Lecture : 5 à 10 minutes.
Voyage en terre inconnue
L’oxygène me manquait dans le vide qui s’était créé. Il me fallait partir, mais où ?
Brume de l'esprit
Noël arrivait à grands pas et j’étais enfin libéré de toutes mes obligations. Mon travail de Bachelor était enfin terminé et j’avais reçu la belle note de 5,5. J’en étais certes très satisfait, mais pour être honnête, la note m’importait peu. Je voulais juste en finir. Les fêtes de fin d’années ne me réjouissaient guère, j’aurais voulu que le temps s’arrête et qu’on me laisse tranquille. Sauf que le temps ne s’arrête pas, et il aime nous le rappeler.
Depuis plusieurs mois j’essayais d’aller à contre sens. Je voulais être libre, je savais ce qu’il me fallait faire mais paradoxalement je ne faisais rien.

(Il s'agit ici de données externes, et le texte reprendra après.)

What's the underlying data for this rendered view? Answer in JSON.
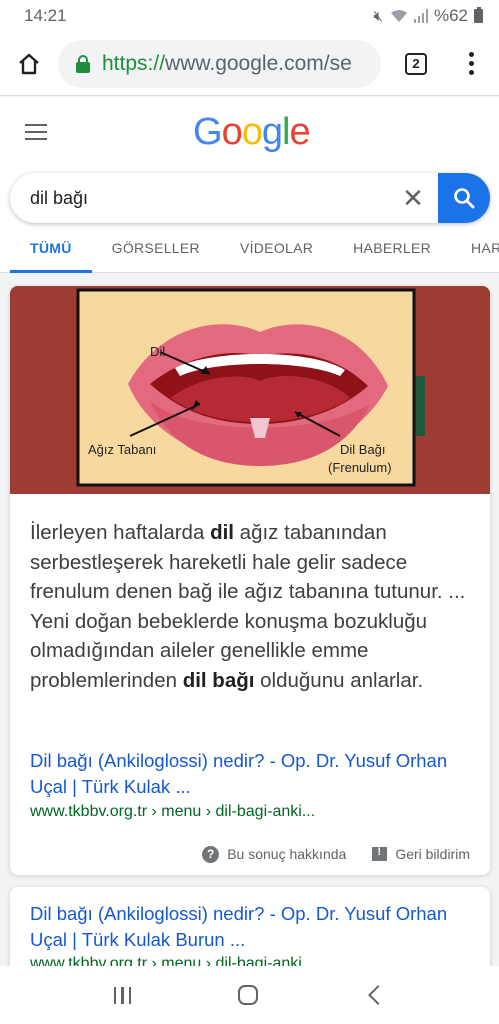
{
  "status_bar": {
    "time": "14:21",
    "battery": "%62",
    "icons": [
      "mute-icon",
      "alarm-icon",
      "wifi-icon",
      "signal-icon",
      "battery-icon"
    ]
  },
  "browser": {
    "url_scheme": "https://",
    "url_host": "www.google.com",
    "url_rest": "/se",
    "tab_count": "2"
  },
  "google": {
    "logo_letters": [
      {
        "char": "G",
        "color": "#4285F4"
      },
      {
        "char": "o",
        "color": "#EA4335"
      },
      {
        "char": "o",
        "color": "#FBBC05"
      },
      {
        "char": "g",
        "color": "#4285F4"
      },
      {
        "char": "l",
        "color": "#34A853"
      },
      {
        "char": "e",
        "color": "#EA4335"
      }
    ],
    "query": "dil bağı",
    "nav_tabs": [
      "TÜMÜ",
      "GÖRSELLER",
      "VİDEOLAR",
      "HABERLER",
      "HARİTALAR"
    ]
  },
  "featured": {
    "image_labels": {
      "tongue": "Dil",
      "floor": "Ağız Tabanı",
      "frenulum_line1": "Dil Bağı",
      "frenulum_line2": "(Frenulum)"
    },
    "snippet": {
      "p1": "İlerleyen haftalarda ",
      "b1": "dil",
      "p2": " ağız tabanından serbestleşerek hareketli hale gelir sadece frenulum denen bağ ile ağız tabanına tutunur. ... Yeni doğan bebeklerde konuşma bozukluğu olmadığından aileler genellikle emme problemlerinden ",
      "b2": "dil bağı",
      "p3": " olduğunu anlarlar."
    },
    "link_title": "Dil bağı (Ankiloglossi) nedir? - Op. Dr. Yusuf Orhan Uçal | Türk Kulak ...",
    "link_url": "www.tkbbv.org.tr › menu › dil-bagi-anki...",
    "about_label": "Bu sonuç hakkında",
    "feedback_label": "Geri bildirim"
  },
  "result2": {
    "title": "Dil bağı (Ankiloglossi) nedir? - Op. Dr. Yusuf Orhan Uçal | Türk Kulak Burun ...",
    "url": "www.tkbbv.org.tr › menu › dil-bagi-anki..."
  },
  "colors": {
    "link": "#1558d6",
    "url_green": "#006621",
    "accent": "#1a73e8"
  }
}
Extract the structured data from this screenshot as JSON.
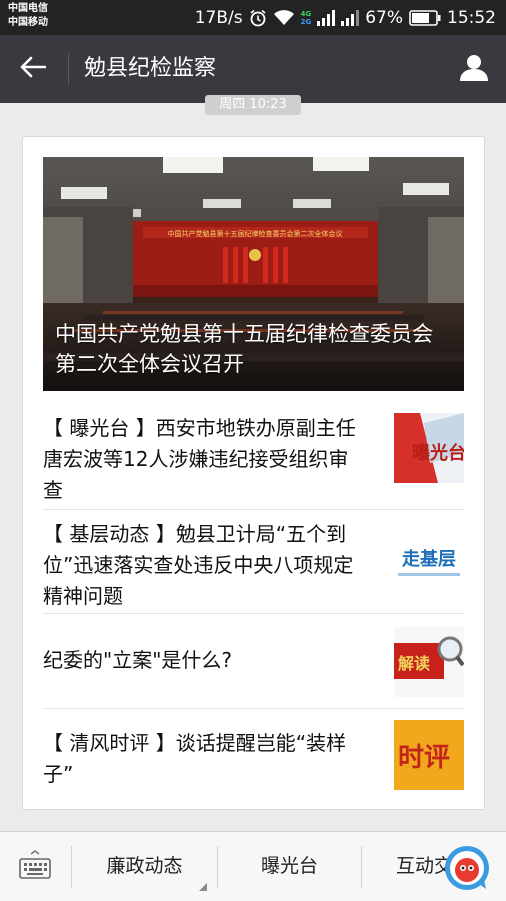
{
  "status_bar": {
    "carrier_1": "中国电信",
    "carrier_2": "中国移动",
    "speed": "17B/s",
    "net_4g": "4G",
    "net_2g": "2G",
    "battery": "67%",
    "time": "15:52"
  },
  "nav": {
    "title": "勉县纪检监察",
    "back_icon": "back-arrow-icon",
    "profile_icon": "person-icon"
  },
  "chat": {
    "timestamp": "周四 10:23"
  },
  "article_card": {
    "hero": {
      "banner_text": "中国共产党勉县第十五届纪律检查委员会第二次全体会议",
      "title": "中国共产党勉县第十五届纪律检查委员会第二次全体会议召开"
    },
    "items": [
      {
        "title": "【 曝光台 】西安市地铁办原副主任唐宏波等12人涉嫌违纪接受组织审查",
        "thumb_text": "曝光台"
      },
      {
        "title": "【 基层动态 】勉县卫计局“五个到位”迅速落实查处违反中央八项规定精神问题",
        "thumb_text": "走基层"
      },
      {
        "title": "纪委的\"立案\"是什么?",
        "thumb_text": "解读"
      },
      {
        "title": "【 清风时评 】谈话提醒岂能“装样子”",
        "thumb_text": "时评"
      }
    ]
  },
  "bottom_menu": {
    "keyboard_icon": "keyboard-icon",
    "items": [
      "廉政动态",
      "曝光台",
      "互动交流"
    ]
  },
  "colors": {
    "status_bg": "#232323",
    "nav_bg": "#393a3f",
    "page_bg": "#ebebeb",
    "card_bg": "#ffffff"
  }
}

Chaque petite tâche de la vie m’était insupportable et j’aurais pu passer mes journées à dormir si ma conscience avait bien voulu arrêter de jouer avec ma culpabilité. Oui, j’en étais conscient. J’étais négatif, fatigué, affaibli et rester dans mon lit ne m’aidait pas du tout. Le problème, c’est que j’étais atteint de la pire des maladies qui soit, et cette maladie on l’a tous. Elle vient frapper à notre porte sans prévenir, justement quand on voudrait tout, mais vraiment tout, sauf l’avoir dans nos pattes. A chaque fois qu’elle revient, on a tous des stratégies différentes pour faire comme si elle n’était pas là, sauf qu’aucune ne fonctionne, car elle est patiente et maligne. Elle attend que nos pensées se calment, en général le soir avant d’aller dormir, pour venir chuchoter à notre oreille de sa petite voix: « à quoi bon ».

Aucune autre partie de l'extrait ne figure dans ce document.